1 DS|A / day: Topological sort
Tue Nov 21 2023
- Time complexity:
O(v+e)
- Space complexity:
O(v)
- Uses
- Sorting a graph
- Finding the longest paths in a graph
- Finding cycles in a graph
- Converting a graph into a tree
- Doing DP on a graph
- Resources
Given a directed acyclic graph, topological sort orders the nodes, so that every edge leads from a node with a small index to a node with a larger one.
This can only happen when there are no cycles in the graph (graph must be acyclic).
Most usefully, if we topologically sort a graph, then we can perform dynamic programming on the graph because the topological
order guarantees for each edge u->v
we process u
before v
. We can save the state of each node and use it for its children.
For example, for finding the longest path in a graph. The longest path ending at some node v
is the longest path ending at u
(+1) if an edge from u->v
exists.
The base case is 1 if v
has no incoming edges.
Here for node 3, there are two parents (0, 1).
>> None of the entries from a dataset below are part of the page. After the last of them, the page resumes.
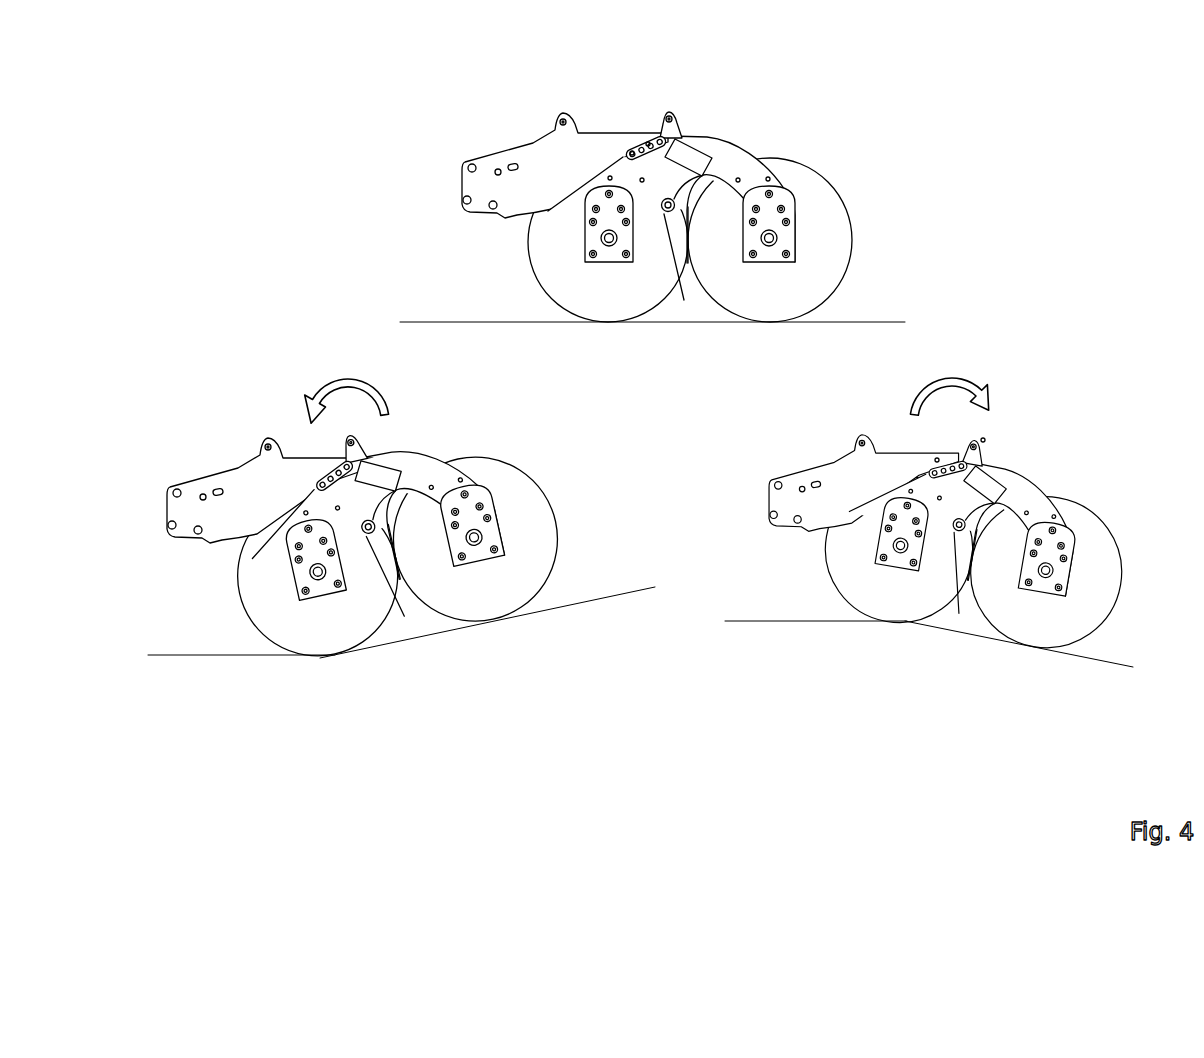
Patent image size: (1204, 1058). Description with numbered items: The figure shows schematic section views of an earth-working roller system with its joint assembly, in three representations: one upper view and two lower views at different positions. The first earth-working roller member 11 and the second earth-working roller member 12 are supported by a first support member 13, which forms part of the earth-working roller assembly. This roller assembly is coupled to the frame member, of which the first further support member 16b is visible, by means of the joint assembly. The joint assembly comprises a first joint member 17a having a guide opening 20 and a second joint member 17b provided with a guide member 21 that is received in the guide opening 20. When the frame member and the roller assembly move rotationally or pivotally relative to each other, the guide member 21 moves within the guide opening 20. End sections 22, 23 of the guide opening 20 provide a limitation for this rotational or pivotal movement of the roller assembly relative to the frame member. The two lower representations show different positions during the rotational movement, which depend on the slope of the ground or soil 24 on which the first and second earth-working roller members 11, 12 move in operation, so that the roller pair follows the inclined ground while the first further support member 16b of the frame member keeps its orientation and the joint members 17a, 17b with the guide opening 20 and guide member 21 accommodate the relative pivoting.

The first earth-working roller member 11 is at (543, 272).
The second earth-working roller member 12 is at (817, 187).
The first support member 13 is at (728, 143).
The first further support member 16b is at (488, 167).
The first joint member 17a is at (673, 110).
The second joint member 17b is at (633, 147).
The guide opening 20 is at (633, 152).
The guide member 21 is at (648, 145).
The end section of the guide opening 22 is at (937, 460).
The end section of the guide opening 23 is at (983, 440).
The ground or soil 24 is at (588, 603).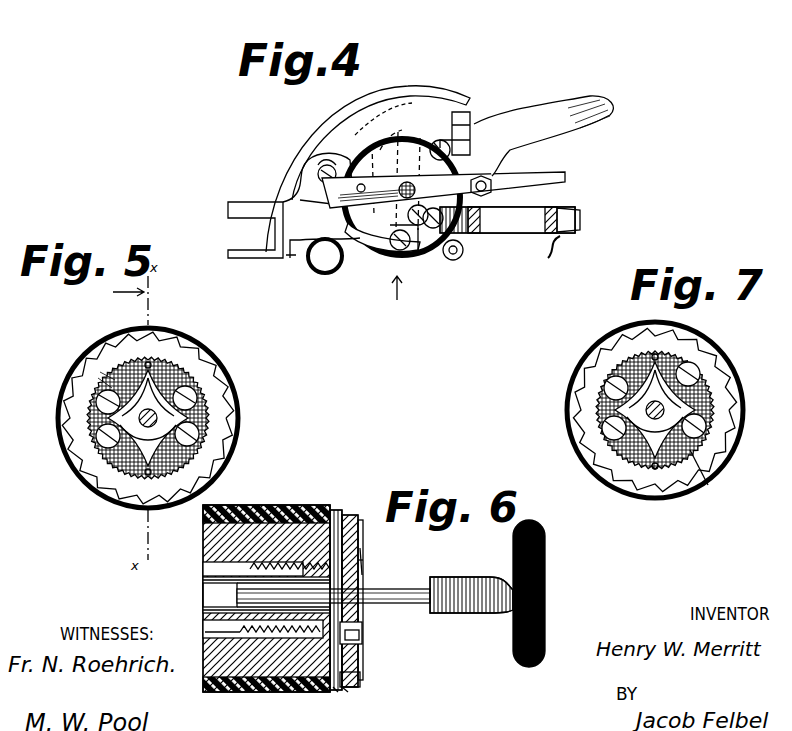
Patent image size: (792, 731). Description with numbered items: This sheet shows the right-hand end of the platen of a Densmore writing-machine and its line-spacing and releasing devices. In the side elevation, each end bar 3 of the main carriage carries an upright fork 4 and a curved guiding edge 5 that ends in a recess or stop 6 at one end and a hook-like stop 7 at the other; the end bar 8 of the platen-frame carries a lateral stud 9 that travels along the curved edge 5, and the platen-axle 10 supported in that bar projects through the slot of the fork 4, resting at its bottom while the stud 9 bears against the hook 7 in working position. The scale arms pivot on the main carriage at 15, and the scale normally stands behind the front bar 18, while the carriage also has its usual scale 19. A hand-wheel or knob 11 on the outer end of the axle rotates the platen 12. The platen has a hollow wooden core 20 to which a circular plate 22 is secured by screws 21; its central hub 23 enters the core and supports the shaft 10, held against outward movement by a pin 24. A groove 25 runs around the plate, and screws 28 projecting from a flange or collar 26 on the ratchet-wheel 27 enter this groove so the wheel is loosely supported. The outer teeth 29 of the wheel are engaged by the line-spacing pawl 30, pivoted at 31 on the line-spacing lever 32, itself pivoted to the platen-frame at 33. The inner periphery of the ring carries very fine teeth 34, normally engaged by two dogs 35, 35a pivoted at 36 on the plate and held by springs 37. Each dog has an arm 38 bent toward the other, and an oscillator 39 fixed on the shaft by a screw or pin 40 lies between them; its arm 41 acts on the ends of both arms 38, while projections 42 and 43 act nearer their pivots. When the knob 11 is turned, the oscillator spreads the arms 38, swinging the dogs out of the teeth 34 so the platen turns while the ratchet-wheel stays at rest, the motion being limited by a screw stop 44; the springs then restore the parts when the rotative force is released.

In FIG. 4, the end bar of the main carriage 3 is at (402, 197).
In FIG. 4, the fork or upright slotted member 4 is at (382, 138).
In FIG. 4, the curved guiding portion or edge 5 is at (378, 232).
In FIG. 4, the recess or stop 6 is at (408, 218).
In FIG. 4, the hook-like stop device 7 is at (318, 162).
In FIG. 4, the end bar of the platen-frame 8 is at (443, 190).
In FIG. 4, the lateral stud 9 is at (318, 174).
In FIG. 6, the platen-axle 10 is at (400, 598).
In FIG. 6, the hand-wheel or knob 11 is at (546, 615).
In FIG. 6, the cylindrical platen or roller 12 is at (246, 693).
In FIG. 4, the pivot of the scale-arms 15 is at (435, 258).
In FIG. 4, the front bar of the main carriage 18 is at (505, 233).
In FIG. 4, the carriage scale 19 is at (580, 222).
In FIG. 6, the hollow wooden core 20 is at (205, 543).
In FIG. 6, the screws 21 is at (245, 622).
In FIG. 6, the circular plate 22 is at (362, 628).
In FIG. 6, the hub 23 is at (236, 581).
In FIG. 6, the pin 24 is at (262, 590).
In FIG. 6, the groove 25 is at (346, 688).
In FIG. 6, the flange or collar 26 is at (336, 692).
In FIG. 6, the ratchet-wheel 27 is at (352, 515).
In FIG. 6, the screws 28 is at (335, 510).
In FIG. 7, the teeth 29 is at (582, 466).
In FIG. 6, the teeth 29 is at (362, 683).
In FIG. 4, the line-spacing pawl 30 is at (466, 128).
In FIG. 4, the pawl pivot 31 is at (437, 145).
In FIG. 4, the line-spacing lever 32 is at (546, 128).
In FIG. 4, the lever pivot 33 is at (502, 124).
In FIG. 5, the fine teeth or corrugations 34 is at (198, 422).
In FIG. 7, the fine teeth or corrugations 34 is at (600, 420).
In FIG. 6, the fine teeth or corrugations 34 is at (360, 545).
In FIG. 5, the dog 35 is at (98, 490).
In FIG. 7, the dog 35 is at (612, 482).
In FIG. 5, the dog 35a is at (226, 466).
In FIG. 7, the dog 35a is at (712, 481).
In FIG. 6, the dog 35a is at (360, 645).
In FIG. 5, the dog pivot 36 is at (104, 440).
In FIG. 7, the dog pivot 36 is at (706, 424).
In FIG. 5, the spring 37 is at (148, 476).
In FIG. 5, the extension or arm 38 is at (104, 390).
In FIG. 5, the oscillator 39 is at (147, 407).
In FIG. 7, the oscillator 39 is at (655, 400).
In FIG. 5, the screw or pin 40 is at (196, 402).
In FIG. 5, the arm of the oscillator 41 is at (152, 368).
In FIG. 7, the arm of the oscillator 41 is at (664, 352).
In FIG. 6, the arm of the oscillator 41 is at (362, 553).
In FIG. 7, the projection 42 is at (600, 412).
In FIG. 7, the projection 43 is at (700, 392).
In FIG. 7, the stop 44 is at (604, 392).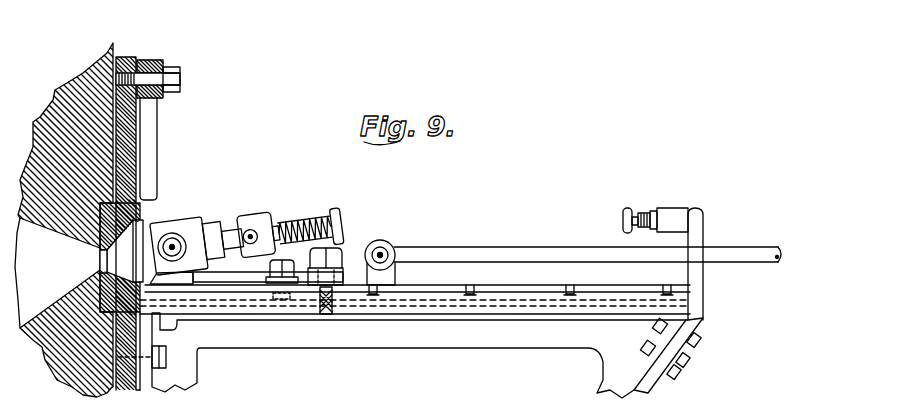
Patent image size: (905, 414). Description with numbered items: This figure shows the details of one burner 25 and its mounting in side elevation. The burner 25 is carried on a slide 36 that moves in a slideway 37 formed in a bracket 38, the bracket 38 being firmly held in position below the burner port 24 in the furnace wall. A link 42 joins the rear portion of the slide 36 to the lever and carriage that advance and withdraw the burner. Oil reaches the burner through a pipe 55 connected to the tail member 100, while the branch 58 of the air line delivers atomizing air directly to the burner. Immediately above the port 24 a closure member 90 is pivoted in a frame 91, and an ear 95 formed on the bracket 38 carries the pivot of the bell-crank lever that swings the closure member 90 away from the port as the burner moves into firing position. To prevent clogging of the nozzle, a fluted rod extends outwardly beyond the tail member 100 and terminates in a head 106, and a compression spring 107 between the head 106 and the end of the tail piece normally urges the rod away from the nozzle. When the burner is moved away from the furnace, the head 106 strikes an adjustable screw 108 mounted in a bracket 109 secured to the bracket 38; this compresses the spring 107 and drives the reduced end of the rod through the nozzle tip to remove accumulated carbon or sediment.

Longest path ending at node 3 = max(longest[0], longest[1])
. Which
we can only do once we know node 3's parents have already been fully processed.
BFS
Find all the indegrees of all the nodes. Add all the nodes with indegrees 0 to a queue. Then while there are items in the queue, get the next node off the queue, and decrease the indegree of its children. This is equivalent to removing those edges. If any children reach indegree=0, add the child to the queue.
For example:
If there are still any nodes with >0 indegree, there is a cycle.
At each step, we are only processing nodes with no remaining incoming edges. So the order we process the nodes will be a topological sort.
Topological orderings are not unique. Above, we could have visited 3 instead of 4 first, to produce a different valid ordering.
DFS
We'll need a stack for DFS. We call DFS for every node in the graph that hasn't been seen yet.
DFS will try to traverse all edges outgoing from a node not yet seen. So by the time a call dfs(u)
has finished, all vertices reachable
from u
will already have been visited. Then we put u
onto the stack. Any nodes reachable from u
will be below it (already) in the stack.
This is kind of like a postordering, representing a reversed topological order.
Afterwards, we can pop nodes off the stack for a forward topological ordering.
To detect cycles, we can colour nodes, and mark them as white (unvisited), grey (visiting - currently exploring descendants), or black (visited - done).
Mark a node as visiting
at the start of the DFS, and visited
at the end of the DFS. If we see another visiting
node
during the DFS, then we know there is a cycle.